‘The Reckoning’: Review: Neil Marshall Returns to Traditional Horror With Routine Tale of Witch-Hunting

Following the misfire of 2019’s “Hellboy” reboot, “The Descent” director Neil Marshall returns to his traditional horror roots with “The Reckoning,” an uneven melodrama about an innocent young widow accused of witchcraft during the Great Plague of London, 1665. Striving to be a rousing tale of female empowerment in the face of brutal patriarchy and religious extremism, “The Reckoning” has some powerful moments but relies too heavily on fantasy sequences to deliver scares, and its credibility is significantly compromised by the heroine consistently emerging from extreme torture sessions with barely a hair out of place or a smudge on her makeup. Dedicated horror hounds will be the main takers when this well-produced item hits U.S. theaters and VOD on February 5.

A world apart from arty contemporary folk-horrors such as “The Witch” and “Hagazussa: A Heathen’s Curse,” Marshall’s new film is more closely related to hellfire European exploitation titles of the past like “Mark of the Devil” (1970), “Blood on Satan’s Claw” (1971) and Michael Reeves’s 1968 cult favorite “Witchfinder General,” starring a non-hammy Vincent Price in one of his best roles.

Though written and filmed before COVID-19, there are strong parallels with recent events in vivid opening scenes showing pestilence and death sweeping across England. After contracting the plague at a city tavern, young farmer Joseph Haverstock (Joe Anderson) hangs himself rather than expose wife Grace (Charlotte Kirk) and their baby daughter to the deadly infection.

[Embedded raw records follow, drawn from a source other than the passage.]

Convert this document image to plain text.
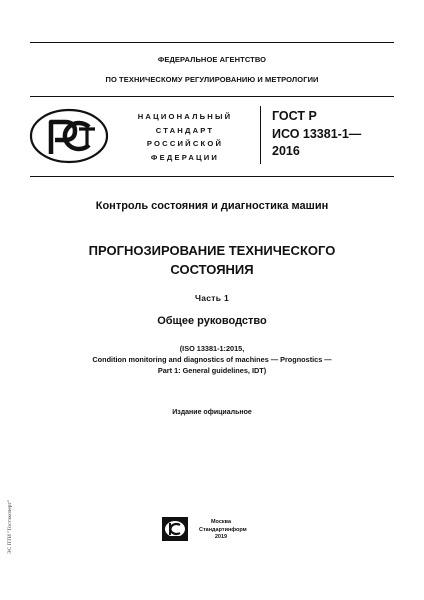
ФЕДЕРАЛЬНОЕ АГЕНТСТВО
ПО ТЕХНИЧЕСКОМУ РЕГУЛИРОВАНИЮ И МЕТРОЛОГИИ
НАЦИОНАЛЬНЫЙ
СТАНДАРТ
РОССИЙСКОЙ
ФЕДЕРАЦИИ
ГОСТ Р
ИСО 13381-1—
2016
Контроль состояния и диагностика машин
ПРОГНОЗИРОВАНИЕ ТЕХНИЧЕСКОГО
СОСТОЯНИЯ
Часть 1
Общее руководство
(ISO 13381-1:2015,
Condition monitoring and diagnostics of machines — Prognostics —
Part 1: General guidelines, IDT)
Издание официальное
Москва
Стандартинформ
2019
ЭС ПТИ "Гостэксперт"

It’s not long before sleazy landlord Pendleton (Steve Waddington) comes calling for the rent. Despite Grace offering the couple’s wedding rings as payment for the next six months, Pendleton suggests she give him sexual favors instead. When Grace fends off the lecherous landlord’s advances, he publicly accuses her of witchcraft. In a short scene reflecting current concerns about mob mentality and the pernicious power of misinformation, it takes about 30 seconds for everyone in earshot to enthusiastically agree with Pendleton.

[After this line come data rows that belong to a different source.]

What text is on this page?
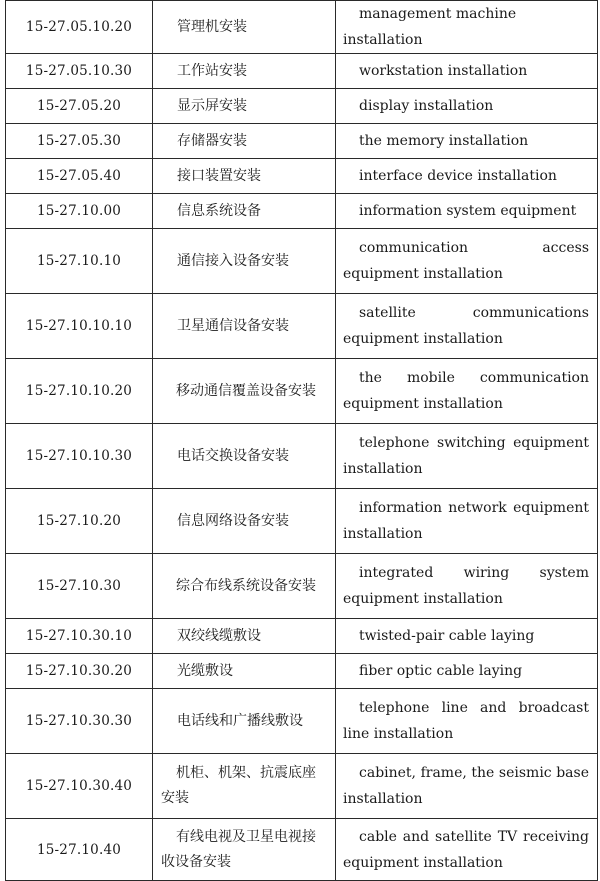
15-27.05.10.20	管理机安装	management machine installation

15-27.05.10.30	工作站安装	workstation installation

15-27.05.20	显示屏安装	display installation

15-27.05.30	存储器安装	the memory installation

15-27.05.40	接口装置安装	interface device installation

15-27.10.00	信息系统设备	information system equipment

15-27.10.10	通信接入设备安装	communication access equipment installation

15-27.10.10.10	卫星通信设备安装	satellite communications equipment installation

15-27.10.10.20	移动通信覆盖设备安装	the mobile communication equipment installation

15-27.10.10.30	电话交换设备安装	telephone switching equipment installation

15-27.10.20	信息网络设备安装	information network equipment installation

15-27.10.30	综合布线系统设备安装	integrated wiring system equipment installation

15-27.10.30.10	双绞线缆敷设	twisted-pair cable laying

15-27.10.30.20	光缆敷设	fiber optic cable laying

15-27.10.30.30	电话线和广播线敷设	telephone line and broadcast line installation

15-27.10.30.40	机柜、机架、抗震底座安装	cabinet, frame, the seismic base installation

15-27.10.40	有线电视及卫星电视接收设备安装	cable and satellite TV receiving equipment installation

Thus far an engaging depiction of chaotic social and religious behavior during a public health catastrophe, “The Reckoning” all but forgets the plague once Grace is thrown into a filthy cell with the usual assortment of miscreants and weirdos, and Pendleton calls for the assistance of Judge Moorcroft (Sean Pertwee, excellent). A religious fanatic and self-flagellator regarded as England’s leading witch-hunter, Moorcroft specializes in extracting confessions from even the most defiant of women, such as Grace. From this moment, the story is firmly focused on torture, resistance and revenge.

It’s a long slog through the four days Moorcroft has Grace at his mercy. Viewers are spared explicit visuals of the appalling pain he inflicts, but therein lies one of the film’s main problems. Even after the unspeakable injuries Grace sustains from the infamous Pear of Anguish internal torture device, her unblemished face and shiny golden hair bear no relation to the off-screen suffering she has endured. Many viewers simply won’t believe that Grace could possibly be well enough to run around and wield a hefty sword once she breaks free and the grim drama morphs into an action-packed female revenge movie.

Though clearly wanting to hit the mark as a #MeToo-aware indictment of toxic male behavior, the script by Marshall, Kirk and Edward Evers-Swindell offers only a superficial examination of why powerful men used witchcraft as a lever to victimize, brutalize and control women. Interesting characters such as Grace’s best friend Kate (Sarah Lambie), who is saddled with an abusive husband, and Moorcroft’s hideously scarred assistant, Ursula (Suzanna Magowan), initially promise to shed light on the subject but their roles are too brief to make a meaningful impact.

Also not helping matters are too-frequent fantasy sequences in which Grace is visited by the ghost of her late husband and makes love to none other than the Devil himself (Ian Whyte). Though stylishly executed and delivering a decent quota of frights, these diversions into dreamland and the occult contribute very little to the story.

Filmed on Hungarian locations that stand in convincingly for 17th-century England, “The Reckoning” is atmospherically shot by DP Luke Bryant and impeccably decorated by production designer Ian Bailie and art director Vanessa O’Connor. The film’s impressive technical package is dominated by a huge, booming orchestral score by Christopher Drake that’s a little overused but sounds great when deployed at the right moments.